The firm uses Binary Defense to manage and monitor its SIEM. Additionally, the Binary Defense team performs threat hunting, a proactive service that attempts to identify new threats that may have evaded traditional security. Many security solutions, such as antivirus, are only programmed to catch known threats–allowing newer threats to pass through networks undetected. While endpoint detection programs will note suspicious activity, it takes a team of skilled analysts to determine whether the threat is real or not.

Suspicious activity detected on employee workstation

While searching for unusual events on the firm’s endpoints, Binary Defense analysts found evidence that a JavaScript file had been saved to an employee’s workstation as a result of a macro in a Word document that was opened from a zip file. This was suspicious enough to warrant further investigation by a Binary Defense analyst. They discovered that the JavaScript file had communicated with a web server that appeared to be compromised and used to deliver malware. The firm was notified immediately, and the affected computers were taken offline so they could not harm other computers on the network.
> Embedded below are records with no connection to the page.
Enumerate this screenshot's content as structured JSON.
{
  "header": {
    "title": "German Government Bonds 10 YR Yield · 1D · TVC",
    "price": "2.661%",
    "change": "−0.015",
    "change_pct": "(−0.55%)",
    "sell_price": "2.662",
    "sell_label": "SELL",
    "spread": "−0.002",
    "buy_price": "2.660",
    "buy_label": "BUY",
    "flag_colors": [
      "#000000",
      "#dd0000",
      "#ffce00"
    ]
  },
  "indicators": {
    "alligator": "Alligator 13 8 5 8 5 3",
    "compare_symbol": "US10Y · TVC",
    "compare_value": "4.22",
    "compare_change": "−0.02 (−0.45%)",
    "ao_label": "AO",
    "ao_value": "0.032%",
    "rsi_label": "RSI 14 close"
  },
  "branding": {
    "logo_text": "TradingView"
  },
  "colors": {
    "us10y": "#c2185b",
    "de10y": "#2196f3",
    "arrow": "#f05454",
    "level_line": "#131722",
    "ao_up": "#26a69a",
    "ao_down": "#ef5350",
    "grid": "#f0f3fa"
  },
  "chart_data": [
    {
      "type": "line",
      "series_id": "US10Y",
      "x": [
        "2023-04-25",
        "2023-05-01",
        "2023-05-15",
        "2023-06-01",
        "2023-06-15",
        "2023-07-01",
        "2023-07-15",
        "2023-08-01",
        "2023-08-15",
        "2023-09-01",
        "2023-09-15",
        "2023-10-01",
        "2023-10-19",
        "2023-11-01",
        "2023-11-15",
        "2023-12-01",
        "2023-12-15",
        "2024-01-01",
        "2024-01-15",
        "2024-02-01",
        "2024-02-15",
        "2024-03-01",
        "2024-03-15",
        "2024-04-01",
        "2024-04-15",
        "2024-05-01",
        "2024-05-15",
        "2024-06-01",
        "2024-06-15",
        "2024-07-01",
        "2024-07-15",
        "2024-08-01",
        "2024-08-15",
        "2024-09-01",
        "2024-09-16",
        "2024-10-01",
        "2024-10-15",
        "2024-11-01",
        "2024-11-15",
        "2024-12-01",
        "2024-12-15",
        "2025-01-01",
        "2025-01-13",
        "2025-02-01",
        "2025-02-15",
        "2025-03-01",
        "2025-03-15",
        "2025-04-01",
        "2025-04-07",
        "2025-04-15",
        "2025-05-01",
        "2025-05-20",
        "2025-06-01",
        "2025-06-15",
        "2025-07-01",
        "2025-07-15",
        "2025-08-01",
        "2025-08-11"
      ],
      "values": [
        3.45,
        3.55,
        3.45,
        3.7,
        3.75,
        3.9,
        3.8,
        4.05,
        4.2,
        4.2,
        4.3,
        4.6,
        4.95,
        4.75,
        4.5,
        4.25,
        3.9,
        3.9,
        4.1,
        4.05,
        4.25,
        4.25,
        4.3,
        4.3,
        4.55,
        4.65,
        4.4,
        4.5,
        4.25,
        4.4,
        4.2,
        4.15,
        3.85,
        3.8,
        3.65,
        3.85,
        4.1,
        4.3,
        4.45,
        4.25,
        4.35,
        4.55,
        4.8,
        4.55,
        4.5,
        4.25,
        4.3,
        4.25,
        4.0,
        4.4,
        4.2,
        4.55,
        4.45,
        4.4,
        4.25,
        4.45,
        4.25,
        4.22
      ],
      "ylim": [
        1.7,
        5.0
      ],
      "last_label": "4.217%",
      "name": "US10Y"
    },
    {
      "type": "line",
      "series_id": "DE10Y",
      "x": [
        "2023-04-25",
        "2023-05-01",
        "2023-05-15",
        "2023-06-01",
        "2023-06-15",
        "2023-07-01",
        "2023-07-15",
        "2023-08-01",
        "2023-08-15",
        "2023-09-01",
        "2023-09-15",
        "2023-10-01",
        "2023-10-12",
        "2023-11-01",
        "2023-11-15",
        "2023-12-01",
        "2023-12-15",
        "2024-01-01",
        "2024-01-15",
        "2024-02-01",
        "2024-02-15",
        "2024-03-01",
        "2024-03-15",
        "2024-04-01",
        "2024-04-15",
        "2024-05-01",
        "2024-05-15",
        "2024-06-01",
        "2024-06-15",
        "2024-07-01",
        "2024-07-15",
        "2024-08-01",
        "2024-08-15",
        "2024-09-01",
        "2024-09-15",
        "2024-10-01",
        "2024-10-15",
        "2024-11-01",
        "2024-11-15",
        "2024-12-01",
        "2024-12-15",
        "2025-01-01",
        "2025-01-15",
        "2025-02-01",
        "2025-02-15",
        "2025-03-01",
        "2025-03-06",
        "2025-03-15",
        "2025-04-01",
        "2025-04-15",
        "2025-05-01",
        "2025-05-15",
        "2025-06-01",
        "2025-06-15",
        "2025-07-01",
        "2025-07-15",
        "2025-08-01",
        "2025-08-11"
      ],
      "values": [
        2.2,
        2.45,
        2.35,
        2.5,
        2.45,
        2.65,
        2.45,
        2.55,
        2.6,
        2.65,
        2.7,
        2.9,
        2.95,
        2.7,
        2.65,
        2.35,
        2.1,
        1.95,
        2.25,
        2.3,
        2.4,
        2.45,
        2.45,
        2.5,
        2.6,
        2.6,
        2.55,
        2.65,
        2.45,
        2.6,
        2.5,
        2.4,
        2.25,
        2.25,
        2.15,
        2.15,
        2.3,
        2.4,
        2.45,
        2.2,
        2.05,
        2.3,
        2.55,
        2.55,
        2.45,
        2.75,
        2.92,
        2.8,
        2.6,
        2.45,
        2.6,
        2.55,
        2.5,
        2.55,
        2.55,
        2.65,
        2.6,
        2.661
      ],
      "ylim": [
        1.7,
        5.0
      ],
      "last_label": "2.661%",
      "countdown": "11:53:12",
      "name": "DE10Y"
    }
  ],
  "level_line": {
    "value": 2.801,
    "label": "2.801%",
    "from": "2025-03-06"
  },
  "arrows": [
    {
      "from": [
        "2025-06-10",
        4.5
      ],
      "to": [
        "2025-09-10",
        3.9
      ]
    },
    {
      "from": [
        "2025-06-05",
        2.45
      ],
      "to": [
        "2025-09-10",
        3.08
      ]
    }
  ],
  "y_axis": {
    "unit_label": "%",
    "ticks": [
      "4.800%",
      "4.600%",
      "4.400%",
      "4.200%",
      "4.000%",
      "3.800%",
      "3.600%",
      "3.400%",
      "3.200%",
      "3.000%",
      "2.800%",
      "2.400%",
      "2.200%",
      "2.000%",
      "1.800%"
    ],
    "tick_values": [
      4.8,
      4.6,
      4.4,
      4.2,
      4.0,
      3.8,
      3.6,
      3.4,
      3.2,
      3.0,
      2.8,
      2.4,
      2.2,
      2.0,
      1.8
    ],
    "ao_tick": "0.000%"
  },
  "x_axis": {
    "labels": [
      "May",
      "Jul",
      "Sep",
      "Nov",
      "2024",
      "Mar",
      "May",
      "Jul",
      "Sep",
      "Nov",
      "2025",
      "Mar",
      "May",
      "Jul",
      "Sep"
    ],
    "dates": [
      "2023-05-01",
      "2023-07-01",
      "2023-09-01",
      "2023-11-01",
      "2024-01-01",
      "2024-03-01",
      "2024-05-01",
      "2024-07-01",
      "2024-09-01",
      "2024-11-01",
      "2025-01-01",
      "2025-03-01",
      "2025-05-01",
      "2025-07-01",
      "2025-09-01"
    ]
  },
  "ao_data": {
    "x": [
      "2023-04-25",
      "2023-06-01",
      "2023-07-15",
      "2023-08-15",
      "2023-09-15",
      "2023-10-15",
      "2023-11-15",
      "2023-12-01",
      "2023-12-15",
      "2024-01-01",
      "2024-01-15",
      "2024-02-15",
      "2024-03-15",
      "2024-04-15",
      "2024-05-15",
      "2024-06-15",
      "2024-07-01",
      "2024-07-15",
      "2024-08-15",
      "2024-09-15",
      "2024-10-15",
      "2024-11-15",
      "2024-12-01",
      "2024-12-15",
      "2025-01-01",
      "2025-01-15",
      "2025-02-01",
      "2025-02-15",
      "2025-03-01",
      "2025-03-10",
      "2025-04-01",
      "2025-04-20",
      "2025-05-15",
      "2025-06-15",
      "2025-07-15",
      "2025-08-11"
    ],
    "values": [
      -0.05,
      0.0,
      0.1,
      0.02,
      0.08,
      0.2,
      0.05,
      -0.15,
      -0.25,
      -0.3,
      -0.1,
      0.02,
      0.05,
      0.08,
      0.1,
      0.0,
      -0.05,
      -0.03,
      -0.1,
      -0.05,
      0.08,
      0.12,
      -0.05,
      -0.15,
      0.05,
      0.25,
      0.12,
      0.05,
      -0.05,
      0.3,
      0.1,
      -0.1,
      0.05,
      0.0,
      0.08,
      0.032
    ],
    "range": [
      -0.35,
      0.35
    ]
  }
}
Skilled analysts identified threat and helped contain it

The firm needed to know whether the attack had been successful, so Binary Defense analysts followed the digital evidence to retrieve and reverse- engineer the malware payload, taking apart the anti-analysis defenses that the malware author had put in place. They quickly identified the capabilities of the malware, as well as the servers that it communicated with, and used that information to search through logs and determine whether the final stage of the attack had been successful as well as what computers it had affected. The analysis revealed that the attacker had made a mistake in a critical step of delivering the final stage of the malware.

Because the customer was promptly notified of the attack in its early stages, they were able to take quick action to stop a threat before it had a chance to harm the company. Fully understanding the attacker’s methods helped the client be prepared to respond quickly in case of a repeat attack.